Multi-Block Diffusion (MultiBD) is the inference formulation used by Multi-Block Diffusion Language Models (MBD-LMs). Native block diffusion language models often run Single-Block Diffusion (SingleBD): one noisy block is iteratively denoised, committed into the KV cache, and only then can the next block start. SingleBD preserves KV caching, but it leaves inter-block parallelism unused.

MultiBD keeps a bounded running-set of consecutive blocks active at the same time. Earlier blocks may be complete and waiting to enter the KV cache while later blocks are already being refined. This exposes inter-block parallelism without giving up the clean cached prefix that makes block diffusion models servable.

In Diffulex, the runtime option for this method is:

decoding_strategy: multi_bd

This page describes the engine-side implementation. For reproducing the MBD-LMs experiments and their training recipe, use the Diffulex mbd-lms branch. For new runtime development and open-source contributions, use main.

Method Terms

Term

Meaning in Diffulex

SingleBD

One active noisy block is decoded at a time; later blocks wait for the current block to finish and enter KV cache.

MultiBD

A bounded active block set is decoded concurrently with block-causal visibility.

Running-set

The consecutive blocks that have not yet become part of the clean cached prefix.

Block Buffer

A fixed-size physical buffer for resident blocks. It keeps shapes stable while logical blocks enter, complete, and commit to KV cache.

MultiTF

The MBD-LMs post-training recipe that aligns training states with practical MultiBD inference states. This is part of the experiment branch, not a server flag.

Runtime Mapping

decoding_strategy="multi_bd" selects the block-aware request state, scheduler, KV cache manager, model runner, and attention metadata path. The core implementation lives in diffulex.engine and diffulex.mixin.multi_block.

At a high level:

  1. The request state tracks block-level progress and the active running-set.

  2. The scheduler decides when another block can enter the active set.

  3. Completed front blocks are committed into the KV cache.

  4. Prefix caching reuses the clean cached prefix for later steps and requests.

  5. Static-shape execution can run over the configured block/buffer layout.

For d2f, config normalization forces multi_block_prefix_full=True, which uses full-prefix multi-block behavior and disables prefix caching. For multi_bd and dmax, config normalization forces multi_block_prefix_full=False, which is the block-causal path needed by prefix caching.

When It Applies

Use multi_bd for model families that are configured for block-causal multi-block decoding, such as LLaDA2, SDAR, SDAR-MoE, Fast-dLLM-v2, Stable- DiffCoder, and Dream reasoner paths.

There are two common usage modes:

Mode

What it means

Training-free MultiBD

Run an existing compatible BD-LM with decoding_strategy=multi_bd.

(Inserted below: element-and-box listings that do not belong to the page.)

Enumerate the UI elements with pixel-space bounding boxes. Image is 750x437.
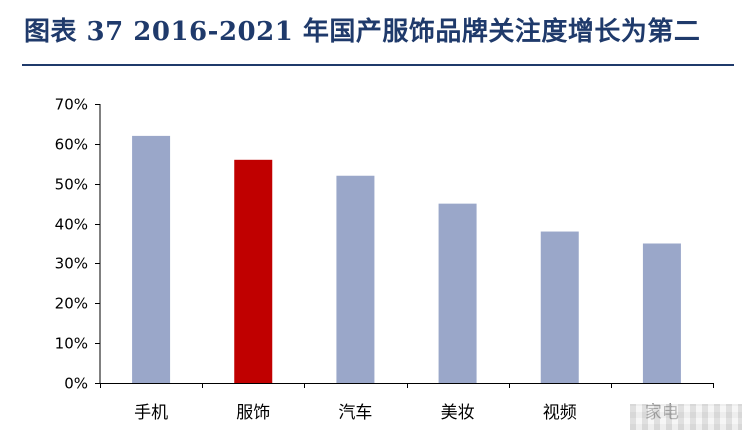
y-tick-label: 30% xyxy=(55,255,88,273)
x-category-label: 美妆 xyxy=(441,403,475,423)
bars xyxy=(132,135,681,383)
figure-title: 图表 37 2016-2021 年国产服饰品牌关注度增长为第二 xyxy=(24,17,701,47)
x-category-label: 手机 xyxy=(134,403,168,423)
y-tick-label: 40% xyxy=(55,216,88,234)
bar-4 xyxy=(540,231,579,383)
y-tick-label: 60% xyxy=(55,136,88,154)
x-category-label: 服饰 xyxy=(236,403,270,423)
title-divider xyxy=(22,64,734,66)
bar-5 xyxy=(642,243,681,383)
bar-1 xyxy=(234,159,273,383)
x-category-label: 汽车 xyxy=(338,403,372,423)
y-tick-label: 0% xyxy=(64,375,88,393)
bar-2 xyxy=(336,175,375,383)
bar-3 xyxy=(438,203,477,383)
bar-0 xyxy=(132,135,171,383)
y-tick-label: 10% xyxy=(55,335,88,353)
x-category-label: 视频 xyxy=(543,403,577,423)
y-tick-label: 50% xyxy=(55,176,88,194)
y-axis: 0% 10% 20% 30% 40% 50% 60% 70% xyxy=(55,96,101,393)
x-axis: 手机服饰汽车美妆视频家电 xyxy=(100,383,714,423)
watermark-blur xyxy=(630,404,742,430)
y-tick-label: 70% xyxy=(55,96,88,114)
y-tick-label: 20% xyxy=(55,295,88,313)
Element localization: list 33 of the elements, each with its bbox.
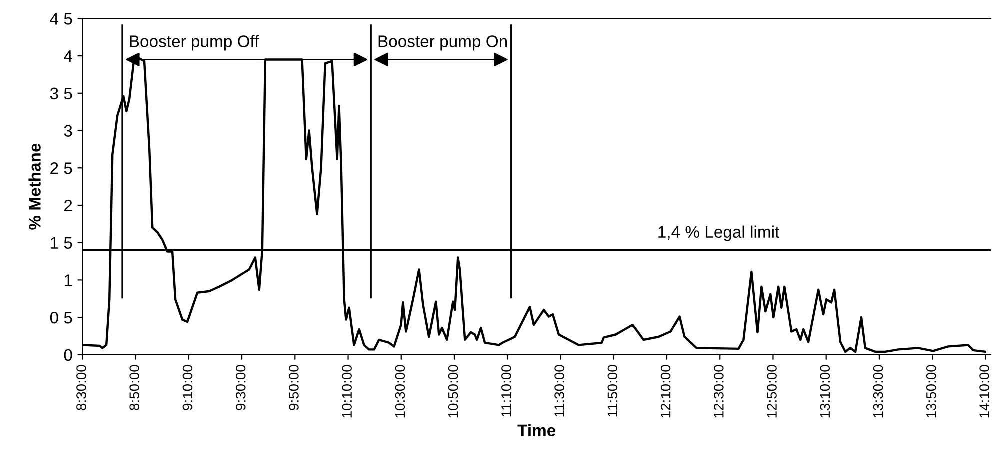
x-tick-label: 9:10:00 xyxy=(182,365,193,410)
annotation: Booster pump Off xyxy=(130,35,260,51)
x-tick-label: 13:50:00 xyxy=(926,365,936,418)
x-tick-label: 12:10:00 xyxy=(660,365,671,418)
x-tick-label: 10:50:00 xyxy=(448,365,458,418)
y-tick-label: 1 xyxy=(64,274,72,286)
y-tick-label: 4 xyxy=(64,50,72,62)
ref-line-label: 1,4 % Legal limit xyxy=(658,226,780,242)
x-tick-label: 13:30:00 xyxy=(873,365,884,418)
y-tick-label: 1 5 xyxy=(51,237,72,250)
x-tick-label: 10:30:00 xyxy=(395,365,406,418)
x-tick-label: 9:30:00 xyxy=(236,365,246,410)
y-axis-title: % Methane xyxy=(28,144,41,230)
x-tick-label: 12:50:00 xyxy=(767,365,777,418)
x-tick-label: 13:10:00 xyxy=(820,365,830,418)
y-tick-label: 2 xyxy=(64,200,72,212)
y-tick-label: 3 xyxy=(64,125,72,137)
x-tick-label: 8:30:00 xyxy=(76,365,86,410)
y-tick-label: 0 5 xyxy=(50,312,72,324)
x-tick-label: 14:10:00 xyxy=(980,365,990,418)
x-tick-label: 12:30:00 xyxy=(714,365,724,418)
x-tick-label: 8:50:00 xyxy=(130,365,140,410)
x-tick-label: 11:10:00 xyxy=(502,365,512,417)
x-tick-label: 11:30:00 xyxy=(554,365,564,417)
y-tick-label: 0 xyxy=(64,349,72,362)
y-tick-label: 2 5 xyxy=(50,162,72,174)
y-tick-label: 4 5 xyxy=(50,13,72,25)
x-tick-label: 9:50:00 xyxy=(289,365,299,410)
annotation: Booster pump On xyxy=(378,36,508,51)
x-axis-title: Time xyxy=(518,424,556,436)
x-tick-label: 11:50:00 xyxy=(608,365,618,417)
y-tick-label: 3 5 xyxy=(50,88,72,100)
x-tick-label: 10:10:00 xyxy=(342,365,352,418)
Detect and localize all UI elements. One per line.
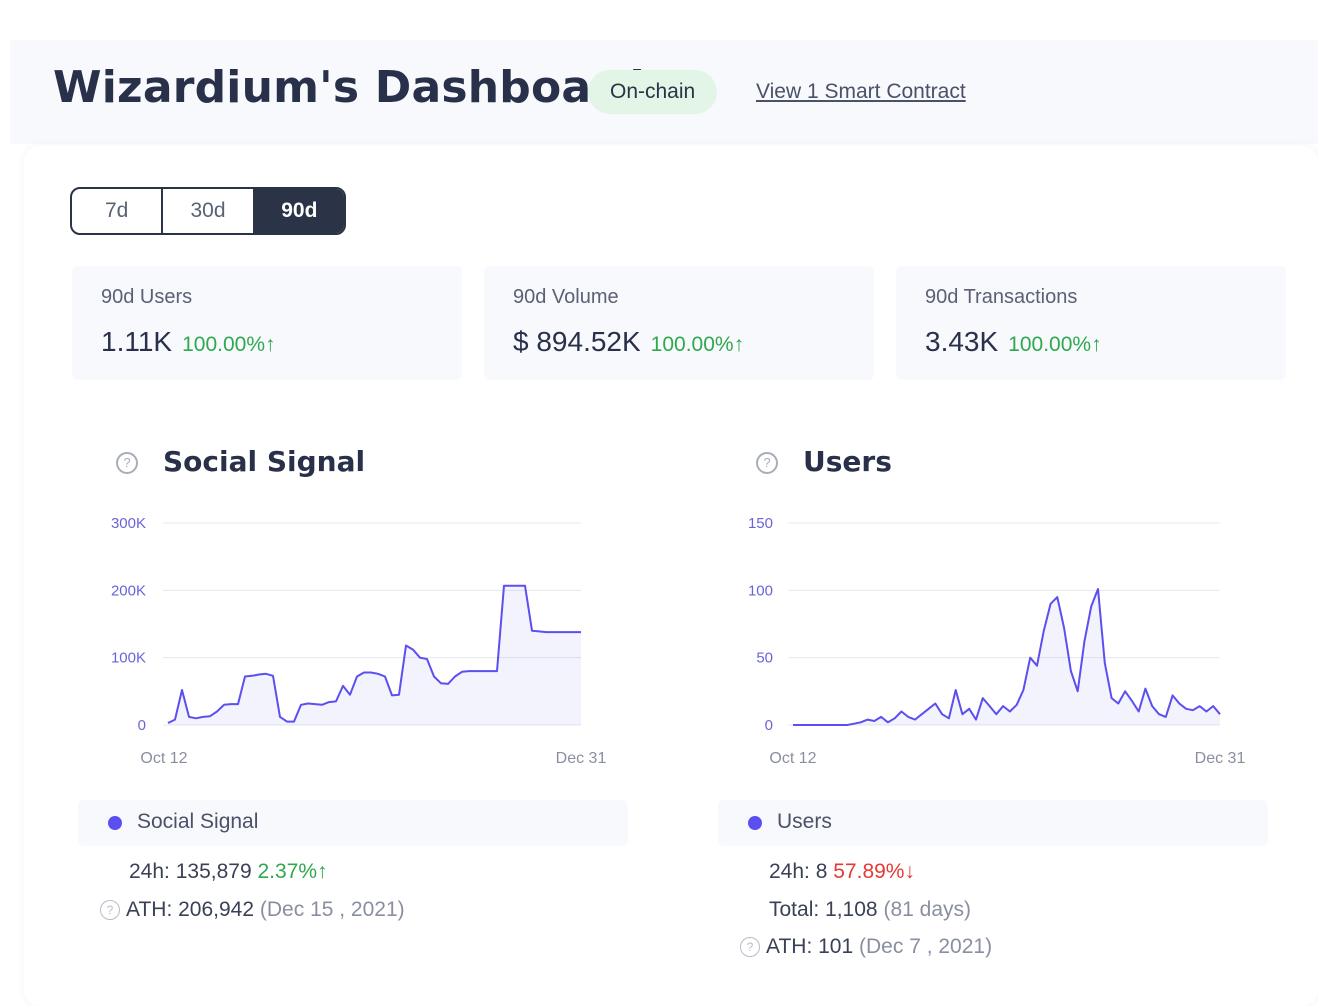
stat-value: 1.11K <box>101 326 173 357</box>
period-30d-button[interactable]: 30d <box>163 189 255 233</box>
users-ath-line: ? ATH: 101 (Dec 7 , 2021) <box>740 935 992 959</box>
social-signal-legend: Social Signal <box>78 800 628 846</box>
stat-value: 3.43K <box>925 326 999 357</box>
label: Total: <box>769 898 820 921</box>
stat-label: 90d Users <box>101 286 193 308</box>
stat-card-users: 90d Users 1.11K 100.00%↑ <box>72 266 462 380</box>
help-icon[interactable]: ? <box>100 900 120 921</box>
label: ATH: <box>126 898 173 921</box>
stat-value-row: $ 894.52K 100.00%↑ <box>513 326 744 358</box>
value: 135,879 <box>175 860 252 883</box>
stat-change: 100.00%↑ <box>650 333 745 356</box>
series-line <box>793 588 1221 726</box>
change: 2.37%↑ <box>257 860 328 883</box>
stat-change: 100.00%↑ <box>1008 333 1102 356</box>
value: 206,942 <box>178 898 255 921</box>
change: 57.89%↓ <box>833 860 915 883</box>
legend-dot <box>108 816 122 830</box>
social-signal-title: Social Signal <box>163 445 366 478</box>
stat-label: 90d Volume <box>513 286 619 308</box>
x-tick-label: Oct 12 <box>140 750 187 767</box>
series-area <box>168 585 581 725</box>
y-tick-label: 0 <box>765 717 773 734</box>
help-icon[interactable]: ? <box>756 452 778 474</box>
users-24h-line: 24h: 8 57.89%↓ <box>769 860 915 884</box>
stat-value-row: 3.43K 100.00%↑ <box>925 326 1102 358</box>
days: (81 days) <box>883 898 971 921</box>
stat-change: 100.00%↑ <box>182 333 276 356</box>
page-title: Wizardium's Dashboards <box>53 62 672 113</box>
social-signal-panel: ? Social Signal 0 100K 200K 300K Oct 12 Dec 3… <box>78 440 638 980</box>
stat-card-volume: 90d Volume $ 894.52K 100.00%↑ <box>484 266 874 380</box>
period-selector: 7d 30d 90d <box>70 187 346 235</box>
period-90d-button[interactable]: 90d <box>254 189 344 233</box>
x-tick-label: Dec 31 <box>1195 750 1246 767</box>
y-tick-label: 150 <box>748 515 773 532</box>
x-tick-label: Oct 12 <box>769 750 816 767</box>
users-total-line: Total: 1,108 (81 days) <box>769 898 971 922</box>
value: 1,108 <box>825 898 878 921</box>
stat-value-row: 1.11K 100.00%↑ <box>101 326 276 358</box>
users-title: Users <box>803 445 892 478</box>
stat-label: 90d Transactions <box>925 286 1078 308</box>
series-line <box>167 584 581 724</box>
users-chart: 0 50 100 150 Oct 12 Dec 31 <box>748 515 1246 767</box>
social-24h-line: 24h: 135,879 2.37%↑ <box>129 860 328 884</box>
value: 101 <box>818 935 854 958</box>
users-legend: Users <box>718 800 1268 846</box>
x-tick-label: Dec 31 <box>556 750 607 767</box>
y-tick-label: 200K <box>111 582 146 599</box>
y-tick-label: 100K <box>111 650 146 667</box>
legend-label: Social Signal <box>137 810 259 833</box>
y-tick-label: 0 <box>138 717 146 734</box>
value: 8 <box>815 860 828 883</box>
y-tick-label: 100 <box>748 582 773 599</box>
legend-label: Users <box>777 810 832 833</box>
label: ATH: <box>766 935 813 958</box>
y-tick-label: 50 <box>756 650 773 667</box>
users-panel: ? Users 0 50 100 150 Oct 12 Dec 31 Users 24h:… <box>718 440 1278 980</box>
on-chain-badge: On-chain <box>588 70 718 114</box>
stat-value: $ 894.52K <box>513 326 641 357</box>
period-7d-button[interactable]: 7d <box>72 189 164 233</box>
label: 24h: <box>129 860 170 883</box>
legend-dot <box>748 816 762 830</box>
view-smart-contract-link[interactable]: View 1 Smart Contract <box>756 80 966 103</box>
social-signal-chart: 0 100K 200K 300K Oct 12 Dec 31 <box>111 515 607 767</box>
help-icon[interactable]: ? <box>740 937 760 958</box>
stat-card-transactions: 90d Transactions 3.43K 100.00%↑ <box>896 266 1286 380</box>
social-ath-line: ? ATH: 206,942 (Dec 15 , 2021) <box>100 898 405 922</box>
date: (Dec 15 , 2021) <box>259 898 405 921</box>
label: 24h: <box>769 860 810 883</box>
series-area <box>793 589 1220 725</box>
y-tick-label: 300K <box>111 515 146 532</box>
date: (Dec 7 , 2021) <box>859 935 993 958</box>
help-icon[interactable]: ? <box>116 452 138 474</box>
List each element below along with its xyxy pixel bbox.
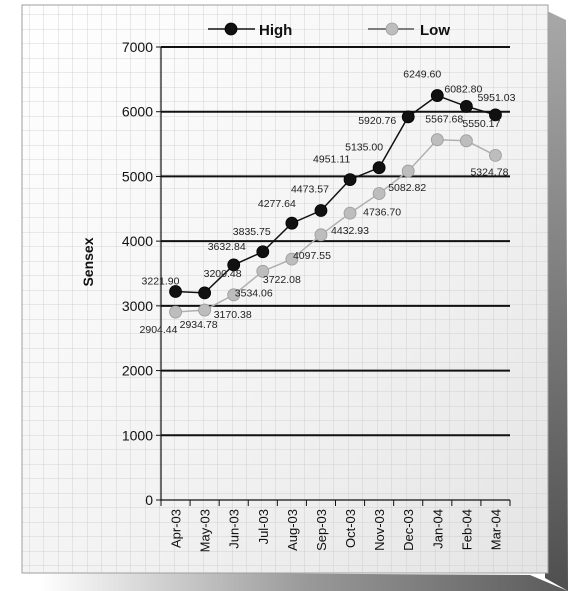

This can improve parallelism, but quality depends on how well the checkpoint tolerates MultiBD states.

MBD-LM reproduction

Use checkpoints/configs from the MBD-LMs experiment setup, where MultiTF was used to align training with MultiBD inference. Reproduce these through the mbd-lms branch.

DMax-style token merging composes with the same block-causal runtime ideas, but uses decoding_strategy="dmax" because it has additional edit-sampling and token-merge requirements.

Block Size

block_size controls the token span managed as one diffusion block.

For most model families, choose one of 4, 8, 16, or 32. The general default is 32. model_name="diffusion_gemma" uses 256, and config normalization forces that value for both block and page size.

block_size must not exceed page_size. If you change one, check the other at the same time so the KV cache layout still matches the decoding block layout.

Larger block sizes can reduce block-management overhead but increase the amount of work tied to one block. Smaller block sizes expose more scheduling granularity but can increase bookkeeping pressure.

Buffer Size

buffer_size controls how many active diffusion blocks the request can keep in the multi-block buffer.

The general default is 4. model_name="diffusion_gemma" is normalized to 1.

Increasing the buffer can expose more inter-block parallelism and improve overlap between block progress, scheduling, and KV-cache commits. It also increases active state and per-step work. When debugging, use the strategy default or a small value before tuning throughput.